Assalammu’alaikum warahmatullahi wabarakatuh, bu Yuyun mudah-mudahan begitu surat ini sampai belum terlambat, bu …belum terlambat, raih kembali anak ibu, duuuh ibu, sayapun suka begitu juga dan menyesal, dan ketika marah emosi mengalahkan keinginan, bu aku punya cara buat itu.

1) tilawah tiap pagi sebelum anak bangun 20 halaman atau satu juz sehari, kalau belum sanggup 5 halaman dulu dan tingkatkan, lalu baca artinya, dan berdoa sungguh-sungguh, lalu ibu usahakan berikutnya sholat malam, dan memohon pada Allah agar anak anak dijaga, dan kita sebagai ibu mengurangi amarah.
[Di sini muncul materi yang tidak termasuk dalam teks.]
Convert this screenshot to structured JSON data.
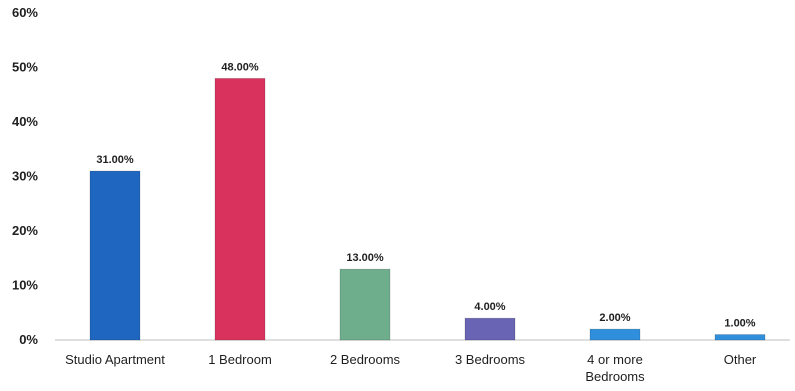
{
  "chart_data": {
    "type": "bar",
    "title": "",
    "xlabel": "",
    "ylabel": "",
    "categories": [
      [
        "Studio Apartment"
      ],
      [
        "1 Bedroom"
      ],
      [
        "2 Bedrooms"
      ],
      [
        "3 Bedrooms"
      ],
      [
        "4 or more",
        "Bedrooms"
      ],
      [
        "Other"
      ]
    ],
    "values": [
      31,
      48,
      13,
      4,
      2,
      1
    ],
    "data_labels": [
      "31.00%",
      "48.00%",
      "13.00%",
      "4.00%",
      "2.00%",
      "1.00%"
    ],
    "colors": [
      "#1f66c1",
      "#d9335d",
      "#6fae8d",
      "#6a64b4",
      "#2f8fdc",
      "#2f8fdc"
    ],
    "ylim": [
      0,
      60
    ],
    "yticks": [
      0,
      10,
      20,
      30,
      40,
      50,
      60
    ],
    "ytick_labels": [
      "0%",
      "10%",
      "20%",
      "30%",
      "40%",
      "50%",
      "60%"
    ],
    "grid": false,
    "legend": "none"
  }
}
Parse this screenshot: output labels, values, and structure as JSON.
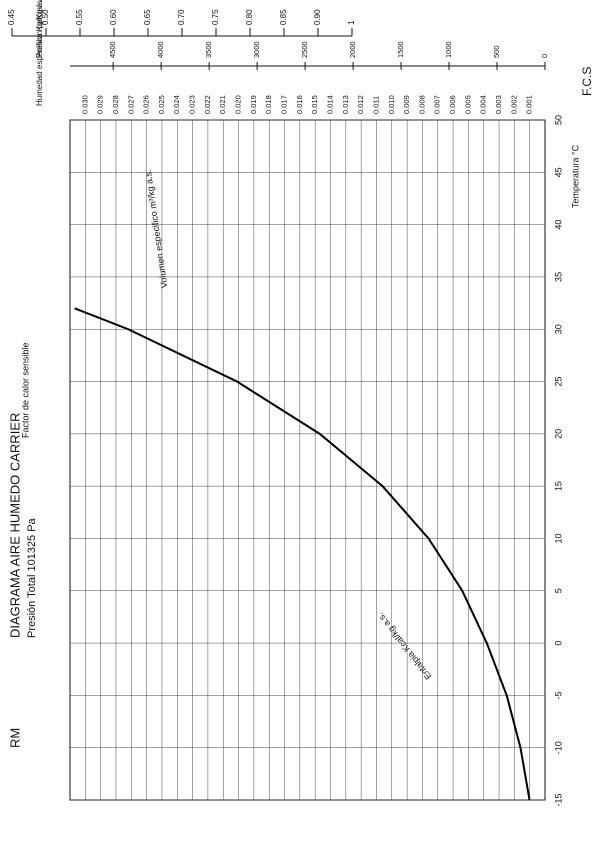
{
  "title": "DIAGRAMA AIRE HUMEDO CARRIER",
  "subtitle": "Presión Total 101325 Pa",
  "logo": "RM",
  "chart_data": {
    "type": "psychrometric",
    "xlabel": "Temperatura °C",
    "ylabel": "Humedad especifica Kg/Kg a.s.",
    "y2label": "Presion parcial vapor Pa",
    "annotations": [
      "Volumen especifico m³/kg a.s.",
      "Entalpia Kcal/kg a.s.",
      "Factor de calor sensible",
      "F.C.S"
    ],
    "xlim": [
      -15,
      50
    ],
    "xticks": [
      -15,
      -10,
      -5,
      0,
      5,
      10,
      15,
      20,
      25,
      30,
      35,
      40,
      45,
      50
    ],
    "ylim": [
      0,
      0.031
    ],
    "yticks": [
      0.001,
      0.002,
      0.003,
      0.004,
      0.005,
      0.006,
      0.007,
      0.008,
      0.009,
      {
        "value": 0.01,
        "label": "0.010"
      },
      0.011,
      0.012,
      0.013,
      0.014,
      0.015,
      0.016,
      0.017,
      0.018,
      0.019,
      {
        "value": 0.02,
        "label": "0.020"
      },
      0.021,
      0.022,
      0.023,
      0.024,
      0.025,
      0.026,
      0.027,
      0.028,
      0.029,
      {
        "value": 0.03,
        "label": "0.030"
      }
    ],
    "y2lim": [
      0,
      4950
    ],
    "y2ticks": [
      0,
      500,
      1000,
      1500,
      2000,
      2500,
      3000,
      3500,
      4000,
      4500
    ],
    "fcs_scale": [
      "0.45",
      "0.50",
      "0.55",
      "0.60",
      "0.65",
      "0.70",
      "0.75",
      "0.80",
      "0.85",
      "0.90",
      "1"
    ],
    "saturation": {
      "x": [
        -15,
        -10,
        -5,
        0,
        5,
        10,
        15,
        20,
        25,
        30,
        32
      ],
      "values": [
        0.00101,
        0.0016,
        0.0025,
        0.0038,
        0.0054,
        0.0076,
        0.0106,
        0.0147,
        0.0201,
        0.0272,
        0.0307
      ]
    },
    "grid": true
  }
}
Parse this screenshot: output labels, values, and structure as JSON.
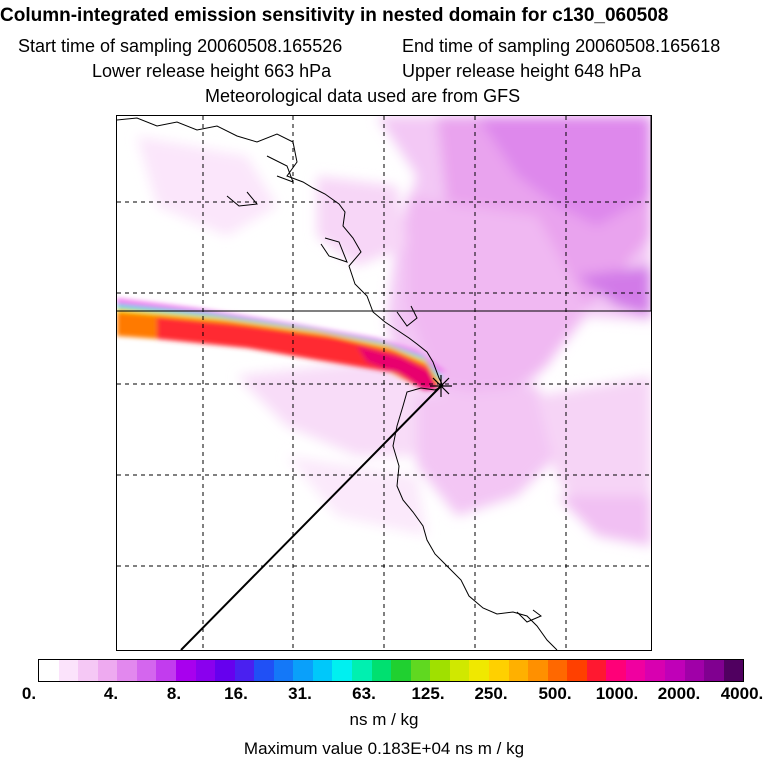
{
  "header": {
    "title": "Column-integrated emission sensitivity in nested domain for c130_060508",
    "start_label": "Start time of sampling 20060508.165526",
    "end_label": "End time of sampling 20060508.165618",
    "lower_label": "Lower release height  663 hPa",
    "upper_label": "Upper release height  648 hPa",
    "met_label": "Meteorological data used are from GFS"
  },
  "colorbar": {
    "tick_labels": [
      "0.",
      "4.",
      "8.",
      "16.",
      "31.",
      "63.",
      "125.",
      "250.",
      "500.",
      "1000.",
      "2000.",
      "4000."
    ],
    "colors": [
      "#ffffff",
      "#fbe3fb",
      "#f5c8f5",
      "#eeaaf0",
      "#e288ee",
      "#d466ee",
      "#c23cee",
      "#a800ee",
      "#8a00ee",
      "#6600ee",
      "#4a20f0",
      "#2050f5",
      "#1478f8",
      "#0aa0fa",
      "#00c8fa",
      "#00f0f0",
      "#00f0b0",
      "#00e070",
      "#20d030",
      "#60d820",
      "#a0e000",
      "#d0e800",
      "#f0e800",
      "#ffd000",
      "#ffb000",
      "#ff9000",
      "#ff6800",
      "#ff4000",
      "#ff1830",
      "#ff0078",
      "#f000a0",
      "#d800b0",
      "#c000b8",
      "#a000a8",
      "#800090",
      "#500060"
    ],
    "units": "ns m / kg",
    "max_value": "Maximum value  0.183E+04 ns m / kg"
  },
  "map": {
    "release_point_symbol": "release-point-cross-icon",
    "coastline_color": "#000000",
    "grid_style": "dashed"
  }
}
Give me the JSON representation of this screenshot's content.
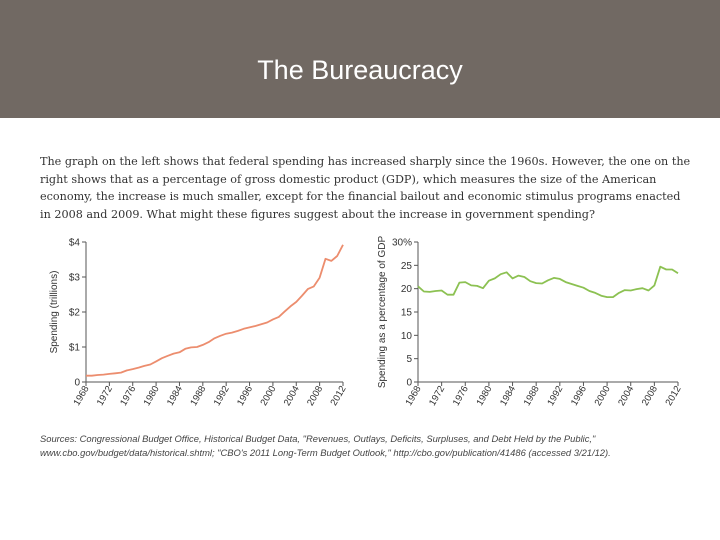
{
  "slide": {
    "title": "The Bureaucracy",
    "caption": "The graph on the left shows that federal spending has increased sharply since the 1960s. However, the one on the right shows that as a percentage of gross domestic product (GDP), which measures the size of the American economy, the increase is much smaller, except for the financial bailout and economic stimulus programs enacted in 2008 and 2009. What might these figures suggest about the increase in government spending?",
    "sources": "Sources: Congressional Budget Office, Historical Budget Data, \"Revenues, Outlays, Deficits, Surpluses, and Debt Held by the Public,\" www.cbo.gov/budget/data/historical.shtml; \"CBO's 2011 Long-Term Budget Outlook,\" http://cbo.gov/publication/41486 (accessed 3/21/12).",
    "colors": {
      "header": "#716963",
      "left_series": "#ec8d6e",
      "right_series": "#8cc152",
      "axis": "#555555"
    }
  },
  "chart_data": [
    {
      "type": "line",
      "title": "",
      "xlabel": "",
      "ylabel": "Spending (trillions)",
      "xlim": [
        1968,
        2012
      ],
      "ylim": [
        0,
        4
      ],
      "xticks": [
        "1968",
        "1972",
        "1976",
        "1980",
        "1984",
        "1988",
        "1992",
        "1996",
        "2000",
        "2004",
        "2008",
        "2012"
      ],
      "yticks": [
        "0",
        "$1",
        "$2",
        "$3",
        "$4"
      ],
      "grid": false,
      "series": [
        {
          "x": [
            1968,
            1969,
            1970,
            1971,
            1972,
            1973,
            1974,
            1975,
            1976,
            1977,
            1978,
            1979,
            1980,
            1981,
            1982,
            1983,
            1984,
            1985,
            1986,
            1987,
            1988,
            1989,
            1990,
            1991,
            1992,
            1993,
            1994,
            1995,
            1996,
            1997,
            1998,
            1999,
            2000,
            2001,
            2002,
            2003,
            2004,
            2005,
            2006,
            2007,
            2008,
            2009,
            2010,
            2011,
            2012
          ],
          "y": [
            0.18,
            0.18,
            0.2,
            0.21,
            0.23,
            0.25,
            0.27,
            0.33,
            0.37,
            0.41,
            0.46,
            0.5,
            0.59,
            0.68,
            0.75,
            0.81,
            0.85,
            0.95,
            0.99,
            1.0,
            1.06,
            1.14,
            1.25,
            1.32,
            1.38,
            1.41,
            1.46,
            1.52,
            1.56,
            1.6,
            1.65,
            1.7,
            1.79,
            1.86,
            2.01,
            2.16,
            2.29,
            2.47,
            2.66,
            2.73,
            2.98,
            3.52,
            3.46,
            3.6,
            3.92
          ]
        }
      ]
    },
    {
      "type": "line",
      "title": "",
      "xlabel": "",
      "ylabel": "Spending as a percentage of GDP",
      "xlim": [
        1968,
        2012
      ],
      "ylim": [
        0,
        30
      ],
      "xticks": [
        "1968",
        "1972",
        "1976",
        "1980",
        "1984",
        "1988",
        "1992",
        "1996",
        "2000",
        "2004",
        "2008",
        "2012"
      ],
      "yticks": [
        "0",
        "5",
        "10",
        "15",
        "20",
        "25",
        "30%"
      ],
      "grid": false,
      "series": [
        {
          "x": [
            1968,
            1969,
            1970,
            1971,
            1972,
            1973,
            1974,
            1975,
            1976,
            1977,
            1978,
            1979,
            1980,
            1981,
            1982,
            1983,
            1984,
            1985,
            1986,
            1987,
            1988,
            1989,
            1990,
            1991,
            1992,
            1993,
            1994,
            1995,
            1996,
            1997,
            1998,
            1999,
            2000,
            2001,
            2002,
            2003,
            2004,
            2005,
            2006,
            2007,
            2008,
            2009,
            2010,
            2011,
            2012
          ],
          "y": [
            20.5,
            19.4,
            19.3,
            19.5,
            19.6,
            18.7,
            18.7,
            21.3,
            21.4,
            20.7,
            20.6,
            20.1,
            21.7,
            22.2,
            23.1,
            23.5,
            22.2,
            22.8,
            22.5,
            21.6,
            21.2,
            21.1,
            21.8,
            22.3,
            22.1,
            21.4,
            21.0,
            20.6,
            20.2,
            19.5,
            19.1,
            18.5,
            18.2,
            18.2,
            19.1,
            19.7,
            19.6,
            19.9,
            20.1,
            19.6,
            20.7,
            24.7,
            24.1,
            24.1,
            23.3
          ]
        }
      ]
    }
  ]
}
Anak aku juga suka bilang, Umi kalau ngomong lebih nyakitin dari abi, ketika itu aku tanggapi dengan senyum-senyum, biar aja, salah sendiri kenapa nakal, walau hati ini menyesal sekali dan selalu berusaha menahan diri dan tak bicara apapun ketika emosi lagi naik.

Saran aku dekati dan ajak bicara bu, mulanya menolak namun kalau menolak paksa dia buat mau bicara dengan ibu, dan ibu peluk dia, katakan ibu sayang dia dan ibu lelah, ajak anak memahami kondisi kita dan kita menawarkan kepada anak bahwa ibu akan juga membantu kalian, mumpung belum SMP bu, raih cepat cepat hatinya, kalau udah remaja akan semakin sulit, semoga sukses ya bu, banyak ngobrol becanda, tertawa, bicarakan nan lucu-lucu, dan ngobrol deh, komunikasi sering dan usahakan suasana rumah gembira, suami begitu biarin dulu deh, doakan saja, dan jangan segera marah, marah juga tidak ada gunanya, suami susah bu bila kita marah, dia malah marah juga, jadi kalau suami marah kita diam saja deh, dan berdoa saja, lalu jangan lampiaskan ke anak, nanti dia tambah sakit hati, ibu juga gak mau kan bila suami marah sebab pelampiasan dari bosnya nan suka marah marah juga,oke bu semaga berhasil dan sabar, wassalammu’alaikum.